Another effective approach to test your hypothesis is trying to disprove it.
As an example: if you think the storage is full, you shouldn’t be able to execute anything that is writing to the disk. If that still works, your hypothesis is wrong and you need to come up with another one.
When applying the scientific method, you will either run out of potential hypotheses or find one that passes all tests and potentially directs you to the root of the problem.
When you’re not able to find a solution that way, a good next step is the Rubber Duck Method.
Strategy 4: Rubber duck debugging
The idea of this approach is to explain your problem to someone else that is not familiar with it. This can either be a coworker or a rubber duck that you keep on your desk for exactly this purpose.
Explaining it to someone else forces you to take a step back and look at the problem from a greater distance.
This process often causes you to locate the bug while you’re explaining it to someone else. Since this works also by explaining it to a rubber duck, it’s called the rubber duck method.
Strategy 5: Stepping away from the problem
Sometimes you’ll get stuck figuring out an issue and are not able to solve it.
In these cases it’s often best to step away from the problem and do something else, you might as well just sleep about it.
Often you’ll be able to solve it right away, once you come back because you look at it with a fresh perspective. This works because sometimes we are too deep into the problem and become blind to obvious errors. Sometimes your subconscious will even solve it for you and you’ll have a eureka moment where you just randomly figure out the problem while doing something else.
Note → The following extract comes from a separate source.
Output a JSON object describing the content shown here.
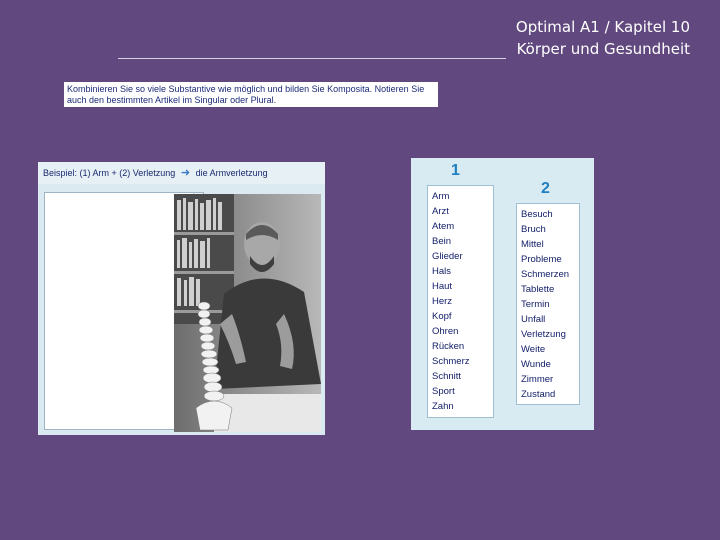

In the past, this has worked so well for me, that I sometimes delay investigating non urgent issues on purpose, so I can solve them in less time.
So what happened to my floor heating problem?
By now you’re equipped with 5 different strategies you can use to find and extinguish bugs in your code and the rest of your life.
Now for those curious about the story with my floor heating: The room of my partner always remained cold, even though we fully opened the dial in that room. The rest of the house seemed fine. The technician couldn’t find a fault in the system and we optimised the flow rates together according to the plan but we couldn’t get it to work properly.
After looking at the plan and stepping away from the problem (strategy 5), I formed a hypothesis (strategy 3). On the plan it was visible that the lines in the floor went a rather weird route to the room. My hypothesis was that the person who laid out the pipes for the heating, did not follow the architect's plan and went with a more direct route, without telling anyone.
This in turn meant, that the heating controllers were paired to the wrong rooms. This hypothesis made sense because the room that was being heated was not the one the sensor was monitoring. Therefore it would just heat the wrong room all the time without getting any warmer in the correct room.
I then tested my hypothesis by switching the heating controllers under the assumption that all the pipes were going to the rooms as directly as possible. Turned out I was right and the heating started working correctly.
Have you ever dealt with bug fixing and which strategy did you choose? I’m curious to hear your approach.